London mayor Sadiq Khan has blocked a proposed £50 million Metropolitan Police contract with US technology company Palantir Technologies after City Hall identified what it described as serious breaches of procurement rules in the deal process.
According to reporting by The Guardian, the Metropolitan Police had been negotiating a two-year agreement to use Palantir’s artificial intelligence tools to automate intelligence analysis in criminal investigations. The contract would have been the company’s largest policing deal in Britain.
The Mayor’s Office for Policing and Crime, which must approve large contracts, refused authorisation after concluding that Scotland Yard had effectively engaged with only one supplier and failed to demonstrate value for money.
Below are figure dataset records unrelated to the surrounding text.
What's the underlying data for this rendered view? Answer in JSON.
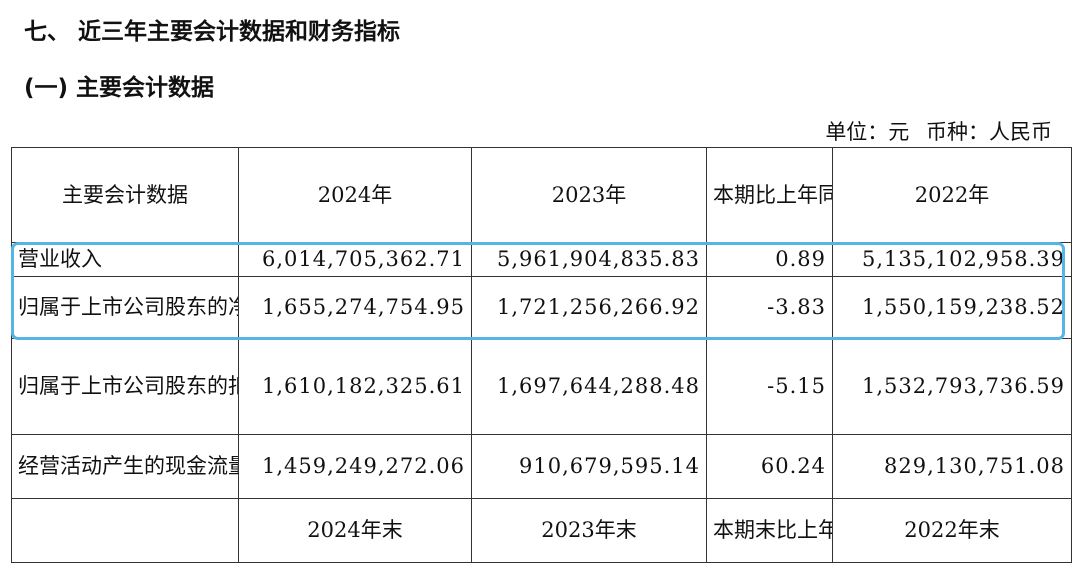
{
  "section_title": "七、 近三年主要会计数据和财务指标",
  "subsection_title": "(一) 主要会计数据",
  "unit_note": "单位：元 币种：人民币",
  "highlight_color": "#55b6e6",
  "table": {
    "header": [
      "主要会计数据",
      "2024年",
      "2023年",
      "本期比上年同期增减(%)",
      "2022年"
    ],
    "rows": [
      [
        "营业收入",
        "6,014,705,362.71",
        "5,961,904,835.83",
        "0.89",
        "5,135,102,958.39"
      ],
      [
        "归属于上市公司股东的净利润",
        "1,655,274,754.95",
        "1,721,256,266.92",
        "-3.83",
        "1,550,159,238.52"
      ],
      [
        "归属于上市公司股东的扣除非经常性损益的净利润",
        "1,610,182,325.61",
        "1,697,644,288.48",
        "-5.15",
        "1,532,793,736.59"
      ],
      [
        "经营活动产生的现金流量净额",
        "1,459,249,272.06",
        "910,679,595.14",
        "60.24",
        "829,130,751.08"
      ]
    ],
    "footer_header": [
      "",
      "2024年末",
      "2023年末",
      "本期末比上年同期",
      "2022年末"
    ]
  }
}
A spokesperson for Khan said Londoners expected public money to be spent with companies that “share the values of our city”.
Kaya Comer-Schwartz, deputy mayor for policing and crime, wrote to Met commissioner Mark Rowley that she regarded the procurement failures as “a clear and serious breach of the applicable procedural requirements”. She warned that the process had created “legal and reputation risks” for both Scotland Yard and the mayor’s office.
City Hall said the Met had not secured approval for its procurement strategy and raised concerns that the force risked becoming dependent on Palantir’s systems. Comer-Schwartz highlighted that the contract had initially been estimated at £15m to £25m a year and that the proposed agreement sat at the top end of that range.
The dispute comes as scrutiny of Palantir’s role in British public services intensifies. The company holds more than £600 million in UK public sector contracts, including agreements with NHS England, the Ministry of Defence and the Financial Conduct Authority. Campaigners and MPs have criticised the company over its work with the Israeli military and US immigration enforcement agencies.
Palantir has sought to defend its record in Britain. Louis Mosley, the company’s UK chief executive, has said its NHS data platform helped deliver 110,000 additional operations and reduce discharge delays. Other police forces using the company’s software have credited the technology with speeding up investigations involving large volumes of mobile phone evidence and foreign-language material.
Khan’s intervention creates difficulties for the Labour government’s push to expand artificial intelligence in policing. Home secretary Yvette Cooper said in January that police should adopt AI “at pace and scale”, while ministers have committed £115 million towards developing national policing AI capabilities.